Son histoire

Comment cela est-il arrivé ?

Voici l’histoire de la grossesse de ma maman et de ma naissance
Après un combat de 4 ans pour essayer d’avoir notre 2ème enfant (procréation médicale assistée, fausse couche, procédure d’adoption dont l’agrément nous a été refusé sans motif valable), je finis par tomber enceinte en février 2010…

Ma grossesse aura été une épreuve difficile, avec surtout l’angoisse des 3 premiers mois de faire une fausse couche, je courrais toutes les 2 semaines aux urgences pour faire une échographie pour être sûre que bébé se développe bien.
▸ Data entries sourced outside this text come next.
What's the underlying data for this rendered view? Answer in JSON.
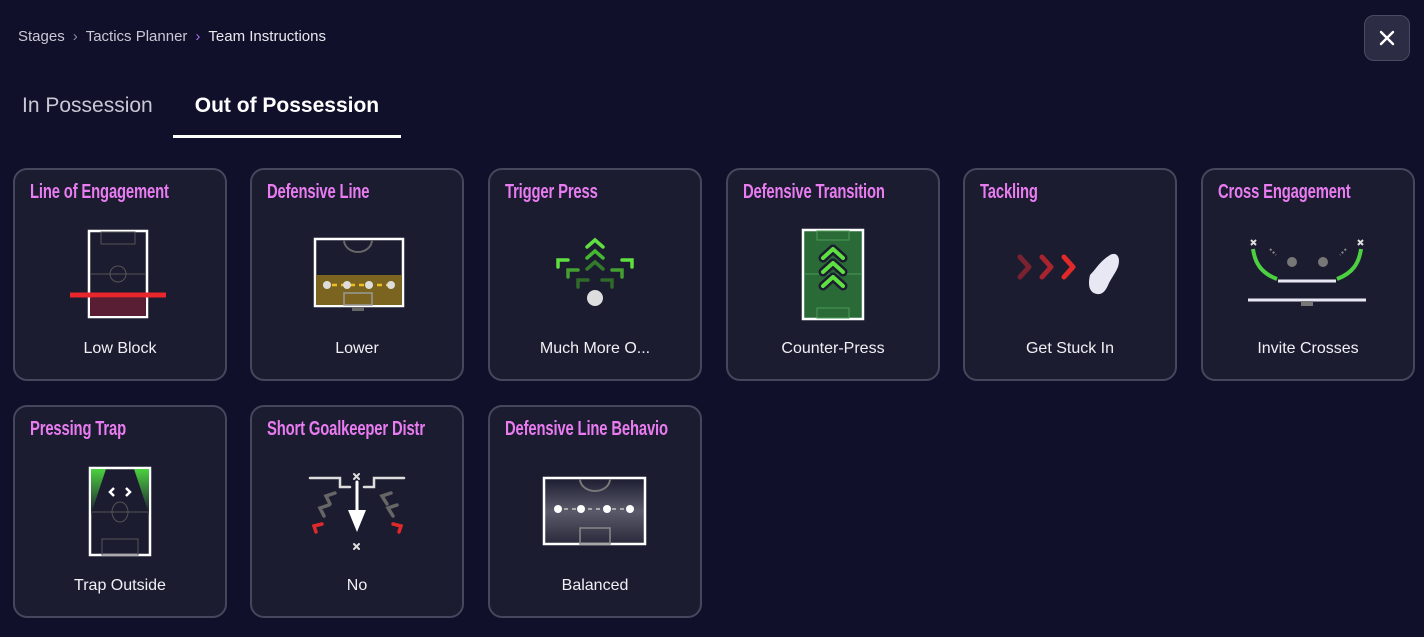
{
  "breadcrumb": [
    "Stages",
    "Tactics Planner",
    "Team Instructions"
  ],
  "close_icon": "close-icon",
  "tabs": [
    {
      "label": "In Possession",
      "active": false
    },
    {
      "label": "Out of Possession",
      "active": true
    }
  ],
  "colors": {
    "title": "#e87cf0",
    "accent": "#a070f0",
    "background": "#10102a",
    "card": "#1c1c31"
  },
  "cards": [
    {
      "title": "Line of Engagement",
      "value": "Low Block",
      "icon": "pitch-low-block-icon"
    },
    {
      "title": "Defensive Line",
      "value": "Lower",
      "icon": "defensive-line-lower-icon"
    },
    {
      "title": "Trigger Press",
      "value": "Much More O...",
      "icon": "press-arrows-icon"
    },
    {
      "title": "Defensive Transition",
      "value": "Counter-Press",
      "icon": "counter-press-pitch-icon"
    },
    {
      "title": "Tackling",
      "value": "Get Stuck In",
      "icon": "boot-tackle-icon"
    },
    {
      "title": "Cross Engagement",
      "value": "Invite Crosses",
      "icon": "cross-engagement-icon"
    },
    {
      "title": "Pressing Trap",
      "value": "Trap Outside",
      "icon": "pressing-trap-pitch-icon"
    },
    {
      "title": "Short Goalkeeper Distr",
      "value": "No",
      "icon": "goalkeeper-distribution-icon"
    },
    {
      "title": "Defensive Line Behavio",
      "value": "Balanced",
      "icon": "defensive-line-balanced-icon"
    }
  ]
}
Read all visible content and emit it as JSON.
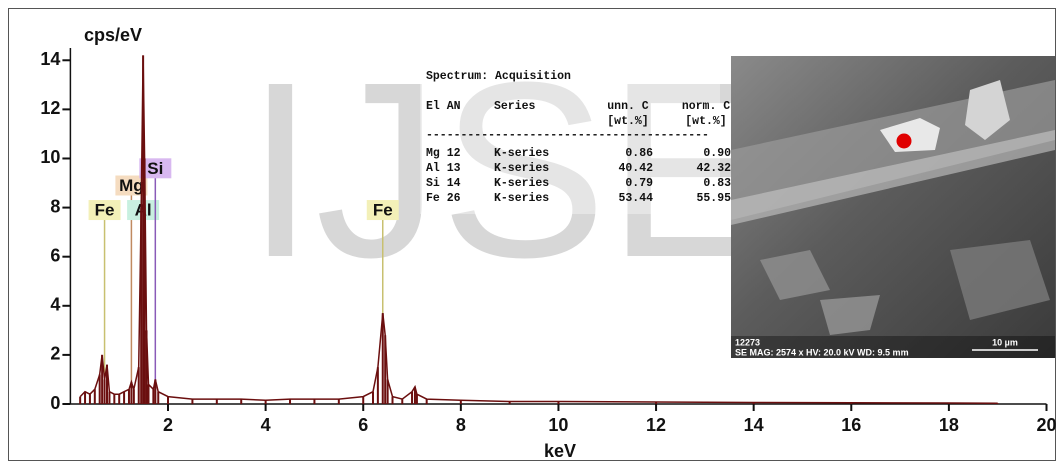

J’ai dû faire une amniocentèse et attendre 3 semaines pour avoir les résultats, tout allait bien et bébé était une petite fille.

Un mois de répit, puis je commence à faire du diabète gestationnel et j’ai donc dû prendre de l’insuline car je n’arrivais pas à stabiliser mon taux de glycémie. Et puis j’avais un pressentiment, ça n’allait pas se passer normalement. Je venais d’apprendre qu’une de mes connaissances venait de perdre son bébé à 8 mois de grossesse, étranglé par le cordon ombilical. Mon angoisse était qu’il m’arrive la même chose.

J’attaquais presque mon dernier mois de grossesse, j’ai donc fait ma dernière échographie où tout allait bien. Mon bébé avait l’habitude d’énormément bouger, mais en ce début d’automne 2010, je sentais que le bébé bougeait moins. De plus, je me sentais extrêmement fatiguée. Il était normal qu’elle bouge moins car nous étions presque dans le dernier mois.

Et une journée, le 6 octobre 2010, je ne l’ai pas sentie du tout, j’ai essayé de la bouger et rien… Le lendemain matin, j’avais rendez-vous avec l’anesthésiste et j’ai décidé d’aller faire un monitoring. J’ai attendu plus de 2 heures l’anesthésiste (je lui en veux encore) et suis allée faire le monitoring. Après avoir attendu près de 40 minutes que les urgences gynécologiques me reçoivent, j’ai pu enfin faire le monitoring et espérer être rassurée.

La sage-femme m’a effectivement rassurée en me disant que l’on entendait le cœur du bébé, puis elle est sortie. J’étais soulagée, mais soudain j’ai vu cette équipe de 5 personnes débarquer dans la salle et la sage-femme me dit que mon bébé ne va pas bien, qu’il manque d’oxygène, et qu’il va falloir faire une césarienne d’urgence. Je me suis effondrée en larme, après toutes ces précautions… La sage femme me rassurait en me disant que je verrai mon bébé 20 minutes plus tard.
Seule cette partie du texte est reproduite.